With your talent and skill you worked with Yamoransans to seek solutions for their poverty and other challenges that they face. Thank you for your collective efforts that:
- Inspired children with a love of learning, of the arts, of athletics, and opened their minds to a different culture.
- Provided care for the sick with knowledge, skill, and kind words.
- Built the foundation for a community center, and I don’t mean a foundation of poured concrete but rather a foundation of motivation and possibility.
- Formed associations of workers who can better leverage their skills collectively rather than on their own.
- Inspired girls with a model for success and the message to stay in school.
- Our program was launched by with the assistance of the Yale World Fellows with an introduction to Emmanuel Asiedu, a World Fellow in 2008. We work in concert with our Fellows all over the world to identify targets of opportunity in impoverished areas.
- Kwame Otchere and AFS Ghana volunteers including Evans Yeboah, Eddie and many more who worked so hard in preparation and will be working throughout the year to sustain projects initiated by our visit.
- University of Cape Coast leveraged our time and talent to further build on their already successful social work and research in the community.
- Unite for Sight which put Yamoransa on its quarterly rotation, providing eye care where none existed.
- ONE and Yale for setting the stage for advocacy events to be organized throughout our network of Yale Clubs.
- Coca-Cola for supporting our efforts both financially and with six volunteers sharing their expertise with our college mentoring, education, and athletics teams.
I would like to take this opportunity to thank each and every one of you, the YASC volunteers. If any one person had stayed home, we would have accomplished a bit less, seen fewer smiles, taught fewer classes, or treated fewer patients. Most of all, YASC in Ghana could not have succeeded without the amazing volunteer leaders who worked tirelessly in organizing the project teams. Having worked hard to prepare for the projects, many of the teams arrived in Yamoransa to find that quite a bit had to be changed around and adapted to the reality of the community. We are all appreciative of the great efforts by the official leaders as well as those who became leaders during the trip.
And it could not have been done without the help of many participants from AYA and Yale including Johnson Flucker, Nory Babbitt, Alisa Masterson, Rick Leone, Mike Morand and especially the work of Joao Aleixo and the inspiration of Mark Dollhopf.

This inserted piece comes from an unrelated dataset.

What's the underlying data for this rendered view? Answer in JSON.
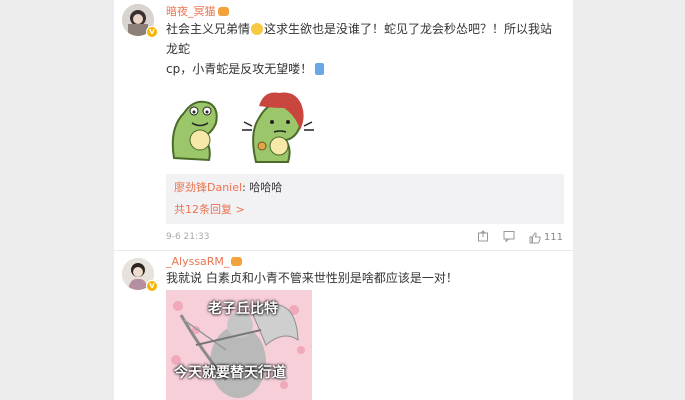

See you in Ghana next year when we return to Yamoransa and share even more amazing experiences with the community and each other.
Kathy Edersheim: While Kathy was working as the volunteer producer for Ghana, as of the middle of April, she joined the AYA as part of the professional team. She is Senior Director of International Alumni Relations and Travel. Her primary responsibility is for the Yale Educational Travel trips with additional responsibility for YASC and the Yale Global Alumni Leadership Exchange.